THE ROLE OF TWO π-STACKED TRYPTOPHAN RESIDUES IN OXALATE DECARBOXYLASE

Author(s)

Anthony Pastore, Umar Twahir, Matt Burg, Steve Bruner, and Alexander Angerhofer

Author Location(s)

Department of Chemistry, University of Florida, Gainesville FL 32611-7200, USA

Abstract

Oxalate Decarboxylase (OxDC) is a bicupin enzyme from Bacillus subtilis that is natively expressed in the cytoplasm and also for the coats of endospores.

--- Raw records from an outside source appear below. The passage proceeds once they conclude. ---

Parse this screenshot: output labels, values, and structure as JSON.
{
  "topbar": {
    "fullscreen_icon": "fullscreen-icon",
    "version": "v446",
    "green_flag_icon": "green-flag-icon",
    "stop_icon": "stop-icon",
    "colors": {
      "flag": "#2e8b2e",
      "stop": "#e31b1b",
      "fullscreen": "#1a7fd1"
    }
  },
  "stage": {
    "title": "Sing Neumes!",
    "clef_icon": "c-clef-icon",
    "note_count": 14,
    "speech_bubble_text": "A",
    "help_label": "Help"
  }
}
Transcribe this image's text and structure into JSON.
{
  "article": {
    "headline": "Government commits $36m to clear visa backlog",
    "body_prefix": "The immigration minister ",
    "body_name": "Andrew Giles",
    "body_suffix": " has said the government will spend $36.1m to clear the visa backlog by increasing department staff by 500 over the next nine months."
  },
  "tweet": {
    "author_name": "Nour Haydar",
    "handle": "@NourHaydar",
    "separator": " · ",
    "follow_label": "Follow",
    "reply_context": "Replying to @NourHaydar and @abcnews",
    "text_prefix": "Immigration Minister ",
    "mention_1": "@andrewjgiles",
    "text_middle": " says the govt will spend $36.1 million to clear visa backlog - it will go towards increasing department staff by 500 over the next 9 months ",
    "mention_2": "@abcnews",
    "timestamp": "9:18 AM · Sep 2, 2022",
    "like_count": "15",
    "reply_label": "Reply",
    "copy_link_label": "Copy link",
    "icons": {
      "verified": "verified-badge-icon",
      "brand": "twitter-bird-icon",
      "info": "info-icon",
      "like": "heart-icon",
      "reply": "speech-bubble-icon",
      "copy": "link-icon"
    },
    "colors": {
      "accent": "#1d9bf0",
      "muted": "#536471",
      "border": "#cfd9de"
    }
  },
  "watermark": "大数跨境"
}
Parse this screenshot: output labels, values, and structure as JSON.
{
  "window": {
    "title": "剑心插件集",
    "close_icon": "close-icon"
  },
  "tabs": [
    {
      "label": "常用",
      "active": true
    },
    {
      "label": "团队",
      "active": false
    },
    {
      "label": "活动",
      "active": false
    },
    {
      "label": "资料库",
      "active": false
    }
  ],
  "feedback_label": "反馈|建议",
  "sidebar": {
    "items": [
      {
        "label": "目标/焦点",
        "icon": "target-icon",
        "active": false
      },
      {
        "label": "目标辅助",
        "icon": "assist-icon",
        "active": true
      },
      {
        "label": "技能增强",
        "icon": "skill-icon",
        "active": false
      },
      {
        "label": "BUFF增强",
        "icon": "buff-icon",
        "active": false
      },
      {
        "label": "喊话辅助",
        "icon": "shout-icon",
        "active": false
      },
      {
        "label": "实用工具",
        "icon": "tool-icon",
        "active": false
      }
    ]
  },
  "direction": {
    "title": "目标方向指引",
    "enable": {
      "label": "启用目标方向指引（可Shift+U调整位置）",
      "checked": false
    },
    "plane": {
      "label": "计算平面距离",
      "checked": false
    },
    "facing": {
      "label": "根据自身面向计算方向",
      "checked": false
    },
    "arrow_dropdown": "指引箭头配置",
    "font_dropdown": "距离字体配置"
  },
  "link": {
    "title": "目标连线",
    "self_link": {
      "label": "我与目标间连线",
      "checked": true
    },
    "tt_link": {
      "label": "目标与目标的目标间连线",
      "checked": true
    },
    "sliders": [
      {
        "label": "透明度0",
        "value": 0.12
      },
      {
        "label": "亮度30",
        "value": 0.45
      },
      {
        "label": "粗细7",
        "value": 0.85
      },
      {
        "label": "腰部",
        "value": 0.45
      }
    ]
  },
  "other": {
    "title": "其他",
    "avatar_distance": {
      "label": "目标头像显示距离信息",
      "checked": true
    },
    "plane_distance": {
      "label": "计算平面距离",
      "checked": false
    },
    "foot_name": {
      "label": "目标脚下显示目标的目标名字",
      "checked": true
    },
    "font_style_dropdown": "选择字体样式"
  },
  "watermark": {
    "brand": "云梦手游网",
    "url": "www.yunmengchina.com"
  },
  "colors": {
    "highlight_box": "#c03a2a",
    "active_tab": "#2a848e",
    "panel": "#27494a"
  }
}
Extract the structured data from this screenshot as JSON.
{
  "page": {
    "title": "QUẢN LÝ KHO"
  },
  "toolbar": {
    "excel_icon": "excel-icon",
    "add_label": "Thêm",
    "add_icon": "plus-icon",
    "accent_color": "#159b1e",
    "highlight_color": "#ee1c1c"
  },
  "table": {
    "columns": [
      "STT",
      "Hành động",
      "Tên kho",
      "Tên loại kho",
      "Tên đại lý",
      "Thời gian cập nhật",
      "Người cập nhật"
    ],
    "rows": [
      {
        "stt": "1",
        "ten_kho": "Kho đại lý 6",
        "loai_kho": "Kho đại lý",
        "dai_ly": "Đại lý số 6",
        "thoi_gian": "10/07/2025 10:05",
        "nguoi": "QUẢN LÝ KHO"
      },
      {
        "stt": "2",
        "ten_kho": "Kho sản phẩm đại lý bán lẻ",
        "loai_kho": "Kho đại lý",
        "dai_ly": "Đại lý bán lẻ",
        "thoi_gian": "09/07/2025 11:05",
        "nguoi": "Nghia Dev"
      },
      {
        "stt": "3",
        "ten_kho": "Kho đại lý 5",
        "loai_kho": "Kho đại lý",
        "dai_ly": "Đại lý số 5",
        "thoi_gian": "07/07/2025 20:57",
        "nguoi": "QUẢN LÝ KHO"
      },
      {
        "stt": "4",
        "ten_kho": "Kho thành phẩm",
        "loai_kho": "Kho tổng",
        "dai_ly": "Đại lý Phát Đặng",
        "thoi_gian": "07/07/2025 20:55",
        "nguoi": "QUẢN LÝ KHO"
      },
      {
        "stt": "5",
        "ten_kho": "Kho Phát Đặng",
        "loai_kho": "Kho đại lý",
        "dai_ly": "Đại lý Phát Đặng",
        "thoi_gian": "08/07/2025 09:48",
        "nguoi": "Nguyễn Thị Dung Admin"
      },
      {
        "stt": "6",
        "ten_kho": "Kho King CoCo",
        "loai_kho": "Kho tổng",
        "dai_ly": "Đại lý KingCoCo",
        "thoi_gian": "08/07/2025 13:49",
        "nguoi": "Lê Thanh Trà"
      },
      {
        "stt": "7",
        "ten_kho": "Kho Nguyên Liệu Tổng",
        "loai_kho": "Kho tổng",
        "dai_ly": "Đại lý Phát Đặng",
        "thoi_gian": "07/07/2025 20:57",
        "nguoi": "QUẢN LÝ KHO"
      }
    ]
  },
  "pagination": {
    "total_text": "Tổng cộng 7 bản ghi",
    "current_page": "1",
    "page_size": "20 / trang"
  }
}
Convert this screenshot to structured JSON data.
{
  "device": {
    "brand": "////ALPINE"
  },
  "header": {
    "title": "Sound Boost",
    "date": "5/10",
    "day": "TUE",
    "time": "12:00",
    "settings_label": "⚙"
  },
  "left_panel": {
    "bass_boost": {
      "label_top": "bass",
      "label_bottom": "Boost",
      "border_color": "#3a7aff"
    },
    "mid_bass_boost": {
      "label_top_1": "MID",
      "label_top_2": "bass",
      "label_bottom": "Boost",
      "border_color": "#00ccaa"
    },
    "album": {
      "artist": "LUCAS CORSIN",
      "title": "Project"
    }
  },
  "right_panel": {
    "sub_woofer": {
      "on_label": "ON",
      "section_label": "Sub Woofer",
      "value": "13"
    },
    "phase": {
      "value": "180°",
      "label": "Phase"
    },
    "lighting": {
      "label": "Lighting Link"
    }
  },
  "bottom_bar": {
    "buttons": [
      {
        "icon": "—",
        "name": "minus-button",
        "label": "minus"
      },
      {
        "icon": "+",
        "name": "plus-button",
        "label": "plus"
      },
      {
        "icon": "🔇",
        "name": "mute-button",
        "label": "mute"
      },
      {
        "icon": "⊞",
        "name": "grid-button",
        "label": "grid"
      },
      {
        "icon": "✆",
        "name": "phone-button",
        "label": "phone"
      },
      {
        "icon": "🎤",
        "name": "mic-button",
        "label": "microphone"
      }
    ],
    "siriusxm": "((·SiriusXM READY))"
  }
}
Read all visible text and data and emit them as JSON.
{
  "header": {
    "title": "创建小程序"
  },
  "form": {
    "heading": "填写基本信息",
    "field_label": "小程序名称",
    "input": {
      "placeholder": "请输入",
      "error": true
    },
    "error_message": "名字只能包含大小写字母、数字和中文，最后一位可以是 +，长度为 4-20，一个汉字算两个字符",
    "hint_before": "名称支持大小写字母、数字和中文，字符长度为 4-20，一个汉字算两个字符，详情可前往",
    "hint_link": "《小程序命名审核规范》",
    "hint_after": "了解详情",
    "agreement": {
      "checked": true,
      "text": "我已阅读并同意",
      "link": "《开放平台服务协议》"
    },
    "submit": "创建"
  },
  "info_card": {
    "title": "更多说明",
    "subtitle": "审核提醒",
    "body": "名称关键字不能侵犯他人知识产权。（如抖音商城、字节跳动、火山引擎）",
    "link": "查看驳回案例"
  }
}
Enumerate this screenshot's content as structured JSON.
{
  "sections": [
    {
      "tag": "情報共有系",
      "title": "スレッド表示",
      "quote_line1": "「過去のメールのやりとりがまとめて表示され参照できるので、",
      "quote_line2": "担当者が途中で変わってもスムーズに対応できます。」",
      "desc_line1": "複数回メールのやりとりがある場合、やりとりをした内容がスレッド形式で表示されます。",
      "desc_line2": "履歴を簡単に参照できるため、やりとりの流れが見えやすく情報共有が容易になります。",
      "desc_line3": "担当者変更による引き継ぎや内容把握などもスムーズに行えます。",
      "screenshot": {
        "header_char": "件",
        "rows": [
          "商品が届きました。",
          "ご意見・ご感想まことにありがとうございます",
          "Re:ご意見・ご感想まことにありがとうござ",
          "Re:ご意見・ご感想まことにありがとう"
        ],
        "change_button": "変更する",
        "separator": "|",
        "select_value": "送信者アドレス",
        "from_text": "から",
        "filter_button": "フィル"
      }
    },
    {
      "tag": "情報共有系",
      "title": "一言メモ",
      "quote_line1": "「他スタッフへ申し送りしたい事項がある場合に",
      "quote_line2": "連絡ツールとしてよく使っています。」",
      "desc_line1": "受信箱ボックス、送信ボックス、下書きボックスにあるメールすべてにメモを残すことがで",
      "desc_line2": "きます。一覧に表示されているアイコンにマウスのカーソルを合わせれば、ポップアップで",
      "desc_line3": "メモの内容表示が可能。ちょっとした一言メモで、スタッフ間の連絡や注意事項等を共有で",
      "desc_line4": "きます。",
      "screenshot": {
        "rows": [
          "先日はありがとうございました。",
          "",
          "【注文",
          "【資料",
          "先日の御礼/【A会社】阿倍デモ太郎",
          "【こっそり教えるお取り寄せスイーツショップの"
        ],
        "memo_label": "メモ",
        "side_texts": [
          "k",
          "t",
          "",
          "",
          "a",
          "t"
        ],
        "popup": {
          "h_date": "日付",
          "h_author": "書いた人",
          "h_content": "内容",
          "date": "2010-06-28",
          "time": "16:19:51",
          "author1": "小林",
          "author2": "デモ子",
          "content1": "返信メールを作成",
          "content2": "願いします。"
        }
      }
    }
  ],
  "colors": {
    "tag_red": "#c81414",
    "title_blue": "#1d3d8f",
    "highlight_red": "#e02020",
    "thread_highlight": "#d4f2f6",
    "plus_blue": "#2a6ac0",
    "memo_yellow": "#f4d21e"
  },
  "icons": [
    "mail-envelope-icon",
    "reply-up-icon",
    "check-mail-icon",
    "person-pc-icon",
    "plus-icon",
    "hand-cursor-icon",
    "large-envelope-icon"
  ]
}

It crystallizes as a hexamer. Each cupin (beta barrel) domain coordinates a Mn ion for a total of two Mn per monomer - with one Mn binding site near the N-terminal and another near the C-terminal. OxDC is of interest because it can process oxalate through two pathways; a significant decarboxylation pathway to produce carbon dioxide and formate, as well as a minor oxidase pathway to create hydrogen peroxide and carbon dioxide. Both pathways depend on the presence of dioxygen. The oxidase pathway consumes dioxygen while it appears to be a co-catalyst in the decarboxylase pathway by generating Mn(III) which may be the main driving force for catalysis. The binding site of dioxygen on the enzyme is still unclear. If it binds in the N-terminal Mn-binding pocket, the active site, it is unclear how the decarboxylase pathway is mechanistically possible. If it binds at the C-terminal Mn binding site then a long-range electron transfer between the two Mn ions is necessary for activity. This might be facilitated by a pair of π-stacked tryptophan residues, W96 and W274. Some aspects of the mechanism for OxDC remain elusive, however, one hypothesis stated that long range electron transfer - or hopping - is necessary for catalysis. To test this hypothesis OxDC mutants W96F, W274F, W96Y, W274Y, and the corresponding double mutants have been expressed. The poster presents the crystal structure of W96F together with other data from the mutants that lend tentative support for the importance of both tryptophans for catalysis.